Decisão judicial do TJMG a favor da venda de milhas

Com frequência somos expostos a materiais informando que vender milhas é ilegal, mas sabemos que não o é. Vender milhas é legal.

Diante da insistência de alguns programas de fidelidade de propagarem essas informações e de companhias aéreas que insistem em agir de forma abusiva, decidimos começar a expor alguns casos jurídicos a respeito.

Na prática a maior parte dos brasileiros não busca seus direitos. E, alguns que buscam, às vezes o fazem via advogados nem sempre bem capacitados, o que pode gerar problemas.

Mas a verdade é que temos muitos casos já ganhos a favor dos consumidores quando o assunto é a venda de milhas. Existem também casos em favor das empresas de venda de milhas.

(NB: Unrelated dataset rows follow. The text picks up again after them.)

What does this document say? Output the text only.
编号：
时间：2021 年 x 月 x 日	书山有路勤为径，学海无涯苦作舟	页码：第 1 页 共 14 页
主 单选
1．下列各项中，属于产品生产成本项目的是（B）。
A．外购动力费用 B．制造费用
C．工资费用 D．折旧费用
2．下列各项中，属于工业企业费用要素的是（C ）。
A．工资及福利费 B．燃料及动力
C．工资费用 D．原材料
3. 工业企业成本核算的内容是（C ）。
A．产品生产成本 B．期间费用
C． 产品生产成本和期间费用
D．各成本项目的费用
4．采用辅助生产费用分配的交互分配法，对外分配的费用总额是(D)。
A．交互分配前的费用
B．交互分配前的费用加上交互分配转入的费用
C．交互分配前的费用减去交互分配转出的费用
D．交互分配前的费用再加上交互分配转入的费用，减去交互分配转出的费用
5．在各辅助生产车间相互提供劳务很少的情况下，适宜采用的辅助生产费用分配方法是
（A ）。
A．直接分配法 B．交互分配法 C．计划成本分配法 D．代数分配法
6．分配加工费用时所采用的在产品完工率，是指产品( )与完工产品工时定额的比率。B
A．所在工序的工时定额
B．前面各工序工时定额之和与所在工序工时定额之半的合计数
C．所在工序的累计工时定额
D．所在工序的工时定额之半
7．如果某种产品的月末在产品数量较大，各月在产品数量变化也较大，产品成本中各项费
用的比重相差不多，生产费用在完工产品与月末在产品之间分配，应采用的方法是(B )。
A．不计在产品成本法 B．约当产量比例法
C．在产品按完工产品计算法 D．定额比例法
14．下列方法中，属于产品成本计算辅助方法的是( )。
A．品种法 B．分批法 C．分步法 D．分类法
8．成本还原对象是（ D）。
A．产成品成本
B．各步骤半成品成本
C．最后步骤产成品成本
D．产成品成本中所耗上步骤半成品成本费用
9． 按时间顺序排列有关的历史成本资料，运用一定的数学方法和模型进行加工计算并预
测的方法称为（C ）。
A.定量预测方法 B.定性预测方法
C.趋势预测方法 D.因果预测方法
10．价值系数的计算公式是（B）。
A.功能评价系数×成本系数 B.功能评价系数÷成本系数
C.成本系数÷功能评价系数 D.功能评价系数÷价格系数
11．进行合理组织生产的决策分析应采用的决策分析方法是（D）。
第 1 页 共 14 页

LATAM e Multiplus x Hotmilhas: decisão a favor da Hotmilhas

Um dos casos bastante conhecidos foi da LATAM e Multiplus contra a empresa Hotmilhas, em que tentaram proibir a comercialização de pontos através da plataforma e, perderam, claro.

O Desembargador Eduardo Marin da Cunha, do Tribunal de Justiça do Estado de Minas Gerais (TJMG), decidiu que:

“(…)

Admitir a impossibilidade de comercialização dos pontos adquiridos nos programas de fidelidade das agravantes equivaleria a restringir um direito patrimonial – e, pois, disponível – de pessoas capazes, que optaram, de forma livre e consciente, por vendê-los ao agravado (…).

A atividade comercial do agravado, portanto, em princípio, não se reveste de ilicitude, pois inexiste legislação que vede a comercialização das “milhas” ou que atribua exclusividade às agravantes nesse segmento de mercado. (…) penso que a inalienabilidade imposta pelas agravantes [as empresas aéreas] a aqueles que aderem aos seus “programas de fidelidade”, em princípio, não deve subsistir. Isso porque a aquisição das “milhas”, pelo que se intui das provas até então produzidas, não ocorre por ato de mera liberalidade, vez que seu valor já se encontra embutido no preço final dos produtos e serviços ofertados aos consumidores (vide f. 381-385, TJ). Está-se, pois, ao que tudo indica, diante de um negócio jurídico oneroso, que, sabidamente, não permite a instituição de cláusula de inalienabilidade.

(…)”

Ainda vale destacar tal segmento:

“Embora os Regulamentos dos Programas TAM Fidelidade e Multiplus Fidelidade vedem a comercialização das milhas adquiridas pelos consumidores, referida disposição não deve, a priori, prevalecer, vez que, por se tratar, em princípio, de um negócio jurídico oneroso, não é admissível a imposição de cláusula de inalienabilidade. As cláusulas restritivas de direitos (inalienabilidade, impenhorabilidade e incomunicabilidade) somente podem ser instituídas nos negócios jurídicos gratuitos, a exemplo da doação e do testamento.”

Fica clara na decisão do desembargador aqui mencionado que a cláusula que proíbe a venda de milhas é abusiva e que o consumidor tem direito de vendê-la, visto que existe relação onerosa em sua aquisição.